Boa Prática – cessação da produção de eletricidade a partir de carvão

  1. Alinhado com os objetivos de descarbonização assumidos por Portugal e com a estratégia delineada para o setor electroprodutor no PNEC 2030, Portugal cessou a produção de eletricidade a partir de carvão em 2021, antecipando o prazo inicialmente previsto.

  2. Portugal, enquanto membro da Powering Past Coal Alliance, assumiu, ainda em 2016, o compromisso de deixar de produzir eletricidade a partir de carvão o mais tardar até 2030, transição considerada oportuna e necessária para cumprir os compromissos internacionais estabelecidos pelo Acordo de Paris. Mais tarde e atenta a existência de fatores que desincentivam a produção de eletricidade a partir de carvão, como a subida do preço das licenças de emissão de CO2, o fim da isenção do imposto sobre os produtos petrolíferos (ISP) e o aumento do preço do carvão, bem como estudos de segurança de abastecimento efetuados, estipulou-se um objetivo de encerrar as centrais térmicas do Pego em 2021 e de Sines em 2023. Portugal conseguiu antecipar este compromisso, tendo encerrado definitivamente as duas centrais em 2021.

  3. O mais recente inventário nacional de emissões de Gases com Efeito de Estufa mostra que em 2022 ocorreu uma redução de 56% nas emissões do setor de produção de eletricidade e de calor face ao ano anterior. Esta redução deveu-se à cessação da utilização de carvão neste setor, associada ao incremento na produção de eletricidade a partir de fontes renováveis. Adicionalmente, também se verifica uma redução do valor de fator de emissão da eletricidade por MWh produzido, sobretudo ao nível do continente, observando-se, desde 2018, uma redução de 70% neste valor.

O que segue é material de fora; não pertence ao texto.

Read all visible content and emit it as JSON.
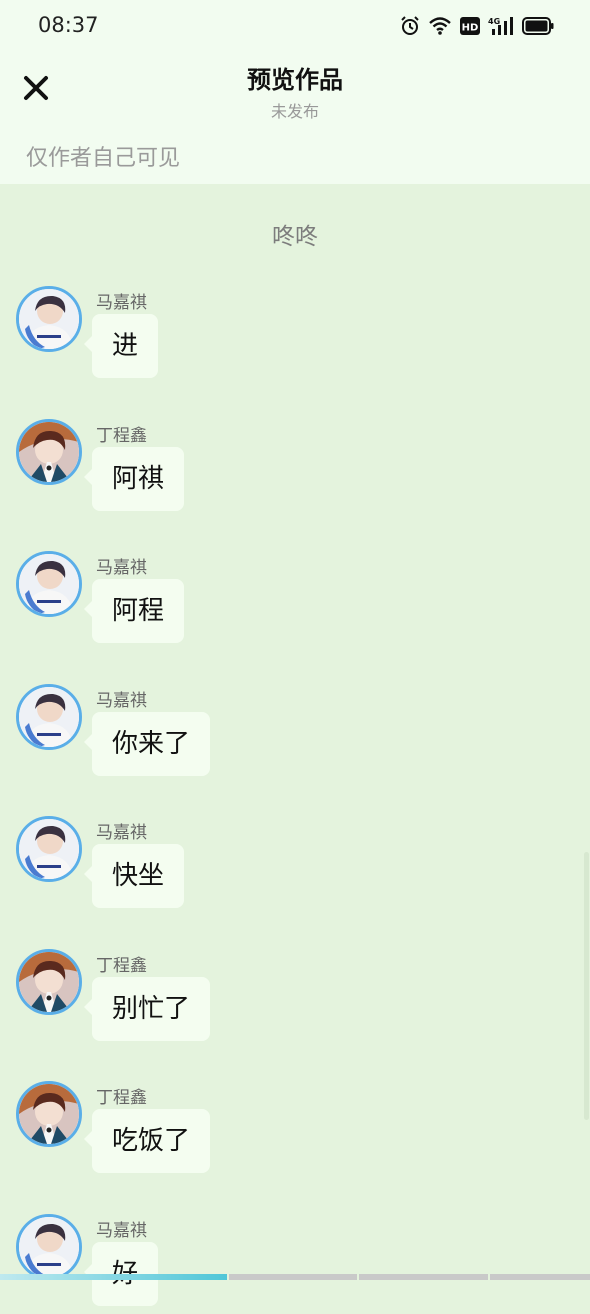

  4. Acresce que, com o objetivo de assegurar uma transição justa, foram adotadas medidas de apoio aos trabalhadores e à diversificação económica das regiões afetadas, incluindo a sua inclusão nas áreas territoriais que podem aceder ao Fundo para uma Transição Justa, e foi, ainda, desenvolvido, em 2021, um estudo para aferir as necessidades de requalificação profissional dos trabalhadores das Centrais, e criado um “Mecanismo de Compensação para a transição justa”.